Ezh2 expression is typically regulated by the E2F family of transcription factors, among which E2F1-3 function as activators to promote Ezh2 transcription in proliferating cells [15]. To assess transcriptional reprogramming of E2f1-3 during spermatogenesis, we analyzed their chromatin state and expression levels in germ cells isolated from different ages of testes. We found repressive histone marks, H3K27me3, accumulated around E2f2 and E2f3’s transcriptional start sites in germ cells over time, with the most H3K27me3 detected at p30. This was the opposite of the accumulation of active marks, H3K4me3 (Fig. 2a–c). Accordingly, E2f1-3 transcription was active in p9 testes with ample spermatogonial populations but repressed in meiocyte-enriched p17 testes (Fig. 2d–f), suggesting that E2F does not contribute to upregulated Ezh2 expression during meiotic progression.

Fig. 2
figure 2

The expression of ex14D-Ezh2 in spermatocytes is responsible for the establishment of H3K27me2. ac The dynamics of H3K27me3 and H3K4me3 enrichment on E2f1-3 during spermatogenesis. Spermatocytes were isolated from postnatal day 12 (p12), 17 (p17), and 30 (p30) testes for ChIP-seq analysis. df RNA-seq analysis of E2f1-3 transcription in germ cells purified from p9 and p17 testes. The representative sample tracks for each time point are presented here. g Assessment of H3K27 methylation in different meiotic cell populations. Cryosections of 4-month-old testis were immunostained for indicated proteins. (l) leptotene spermatocytes; (z) zygonema; (p) pachynema; (d) diplonema. Scale bar: 20 μm

Meiotic ex14D-Ezh2 expression occurs at a time when new histone marks are established during cell differentiation, suggesting that it may have a role in this process. Thus, we characterized H3K27 methylation patterns in different populations of spermatocytes during meiosis. There were no significant differences in H3K27me1 and H3K27me3 levels between early stage (leptonema) and late stage (pachynema) spermatocytes. However, H3K27me2 levels were strikingly elevated during the zygonema to pachynema transition (Fig. 2g), which is consistent with the upregulation of EZH2 in pachytene spermatocytes [16] and with ex14D-Ezh2 transcripts in pachynema-enriched p19 testes (Fig. 1b, c). These results suggest that ex14D-Ezh2 transcription and processing occur in a cellular context-dependent manner for establishing H3K27me2.

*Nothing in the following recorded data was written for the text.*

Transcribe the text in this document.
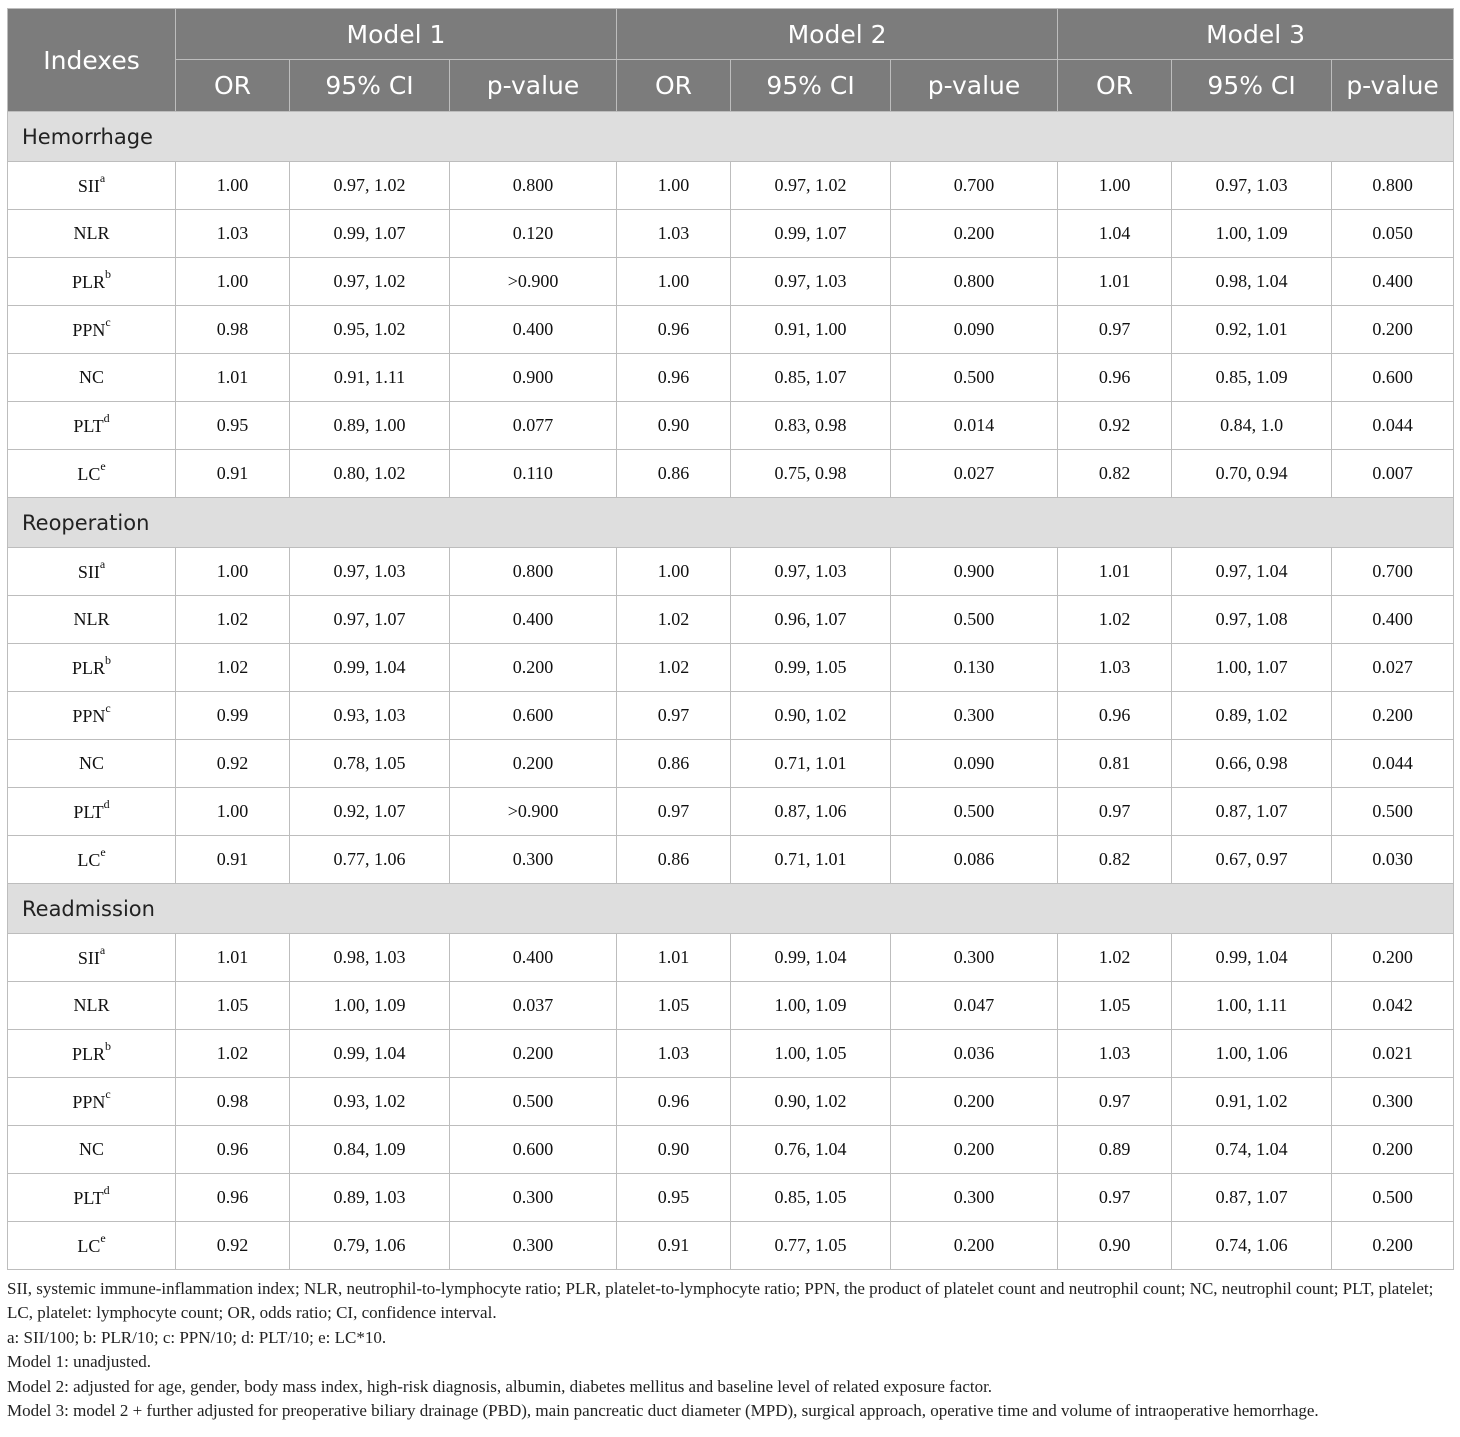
Indexes	Model 1			Model 2			Model 3		
	OR	95% CI	p-value	OR	95% CI	p-value	OR	95% CI	p-value
Hemorrhage									
SII$^a$	1.00	0.97, 1.02	0.800	1.00	0.97, 1.02	0.700	1.00	0.97, 1.03	0.800
NLR	1.03	0.99, 1.07	0.120	1.03	0.99, 1.07	0.200	1.04	1.00, 1.09	0.050
PLR$^b$	1.00	0.97, 1.02	>0.900	1.00	0.97, 1.03	0.800	1.01	0.98, 1.04	0.400
PPN$^c$	0.98	0.95, 1.02	0.400	0.96	0.91, 1.00	0.090	0.97	0.92, 1.01	0.200
NC	1.01	0.91, 1.11	0.900	0.96	0.85, 1.07	0.500	0.96	0.85, 1.09	0.600
PLT$^d$	0.95	0.89, 1.00	0.077	0.90	0.83, 0.98	0.014	0.92	0.84, 1.0	0.044
LCe	0.91	0.80, 1.02	0.110	0.86	0.75, 0.98	0.027	0.82	0.70, 0.94	0.007
Reoperation									
SII$^a$	1.00	0.97, 1.03	0.800	1.00	0.97, 1.03	0.900	1.01	0.97, 1.04	0.700
NLR	1.02	0.97, 1.07	0.400	1.02	0.96, 1.07	0.500	1.02	0.97, 1.08	0.400
PLR$^b$	1.02	0.99, 1.04	0.200	1.02	0.99, 1.05	0.130	1.03	1.00, 1.07	0.027
PPN$^c$	0.99	0.93, 1.03	0.600	0.97	0.90, 1.02	0.300	0.96	0.89, 1.02	0.200
NC	0.92	0.78, 1.05	0.200	0.86	0.71, 1.01	0.090	0.81	0.66, 0.98	0.044
PLT$^d$	1.00	0.92, 1.07	>0.900	0.97	0.87, 1.06	0.500	0.97	0.87, 1.07	0.500
LCe	0.91	0.77, 1.06	0.300	0.86	0.71, 1.01	0.086	0.82	0.67, 0.97	0.030
Readmission									
SII$^a$	1.01	0.98, 1.03	0.400	1.01	0.99, 1.04	0.300	1.02	0.99, 1.04	0.200
NLR	1.05	1.00, 1.09	0.037	1.05	1.00, 1.09	0.047	1.05	1.00, 1.11	0.042
PLR$^b$	1.02	0.99, 1.04	0.200	1.03	1.00, 1.05	0.036	1.03	1.00, 1.06	0.021
PPN$^c$	0.98	0.93, 1.02	0.500	0.96	0.90, 1.02	0.200	0.97	0.91, 1.02	0.300
NC	0.96	0.84, 1.09	0.600	0.90	0.76, 1.04	0.200	0.89	0.74, 1.04	0.200
PLT$^d$	0.96	0.89, 1.03	0.300	0.95	0.85, 1.05	0.300	0.97	0.87, 1.07	0.500
LCe	0.92	0.79, 1.06	0.300	0.91	0.77, 1.05	0.200	0.90	0.74, 1.06	0.200
SII, systemic immune-inflammation index; NLR, neutrophil-to-lymphocyte ratio; PLR, platelet-to-lymphocyte ratio; PPN, the product of platelet count and neutrophil count; NC, neutrophil count; PLT, platelet; LC, platelet: lymphocyte count; OR, odds ratio; CI, confidence interval.
a: SII/100; b: PLR/10; c: PPN/10; d: PLT/10; e: LC*10.
Model 1: unadjusted.
Model 2: adjusted for age, gender, body mass index, high-risk diagnosis, albumin, diabetes mellitus and baseline level of related exposure factor.
Model 3: model 2 + further adjusted for preoperative biliary drainage (PBD), main pancreatic duct diameter (MPD), surgical approach, operative time and volume of intraoperative hemorrhage.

MYBL1 activates ex14D-Ezh2 expression in spermatocytes

Because ex14D-Ezh2 expression was increased during meiosis, we speculated that it was regulated by meiosis-specific transcriptional activators. We did not observe any active chromatin marks, such as H3K4me3, H3K27ac, or ATAC-seq peaks, throughout the ENSEMBL-annotated transcript for ex14D-Ezh2 (Additional file 2: Fig. S2a), suggesting that transcription of this isoform initiated from outside of the transcript. We predicted that the other two ENSEMBL-annotated noncoding exons, ex1a and ex1b, which are surrounded by H3K4me3 and H3K27ac in testis, could encode ex14D-Ezh2’s 5′ UTR (Fig. 3a). The first noncoding exon, ex1a, contains an E2F1 binding motif, as predicted by HOMER (Fig. 3a), that is bound by E2F1 as determined by a ChIP-seq analysis, in proliferating human Hela S3 cells (Additional file 2: Fig. S2b) (ENCODE/Peggy Farnham). This suggests the existence of a promoter in that region drives the cell cycle-related expression of ex14-Ezh2 and not ex14D-Ezh2, since ex14D-Ezh2 transcription is not promoted by E2F1. Thus, we suspected that the second noncoding exon, ex1b, encoded the 5′ UTR of ex14D-Ezh2 in testis. To test this, we performed RT-PCR analysis to amplify cDNA fragments spanning exon 1b to exon 15, and then cloned the amplicons into plasmids for genotyping the alternative splicing at exon 3 and ex14 by Colony PCR assays (Fig. 3b). We found that the amplicons derived from ex1b excluded exon 14, demonstrating ex1b encodes the 5′ UTR of ex14D-Ezh2. ex14D-Ezh2 did not have preference for the alternative splicing of exon 3.

Fig. 3
figure 3

The expression of ex14D-Ezh2 is activated by MYBL1. a The epigenetic signature and transcription factor binding motifs around Ezh2’s 5′ UTR. HOMER-motif analysis detected E2F1 binding sites within the 300 bp upstream of the ex1a TSS. ex1a is the first exon that is known for coding ex14-Ezh2’s 5′ UTR. ex1b is a putative exon for ex14D-Ezh2’s 5′ UTR. b Characterization of ex14D-Ezh2’s 5′ UTR. Primer p1 and p2 were used to amplify the DNA sequence coding the transcripts initiated from the ex1b 5′ UTR. The amplicons were cloned into vectors and transformed into bacteria. The alternative splicing events were assessed by genotyping single colonies. c Cryosections of p30 testes were immunostained with indicated proteins. Scale bar: 20 μm

Because ex1b encodes the 5′ UTR of ex14D-Ezh2, we performed motif analysis with HOMER to search for transcription factors that could bind near it. This analysis predicted that MYBL1, a master regulator of male meiosis [24], had a DNA binding site upstream of ex1b, and binding was confirmed by MYBL1 ChIP-seq analysis (Fig. 3a) [25]. Consistent with Ezh2 expression in meiosis, MYBL1 was at a low level in leptotene and zygotene, and significantly elevated in pachytene and diplotene spermatocytes (Fig. 3c). MYBL1’s role as a transcriptional activator of Ezh2 in germ cells is further supported by the evidence that a Mybl1 knockout in testis caused the downregulation of Ezh2 transcription [24]. MYBL1 was also enriched in the promoter regions of Eed and Suz12 (Additional file 2: Fig. S2c, d), indicative of its functioning as a PRC2 regulator during spermatogenesis. Thus, all of these data suggest that MYBL1 activates ex14D-Ezh2 expression from ex1b in spermatocytes.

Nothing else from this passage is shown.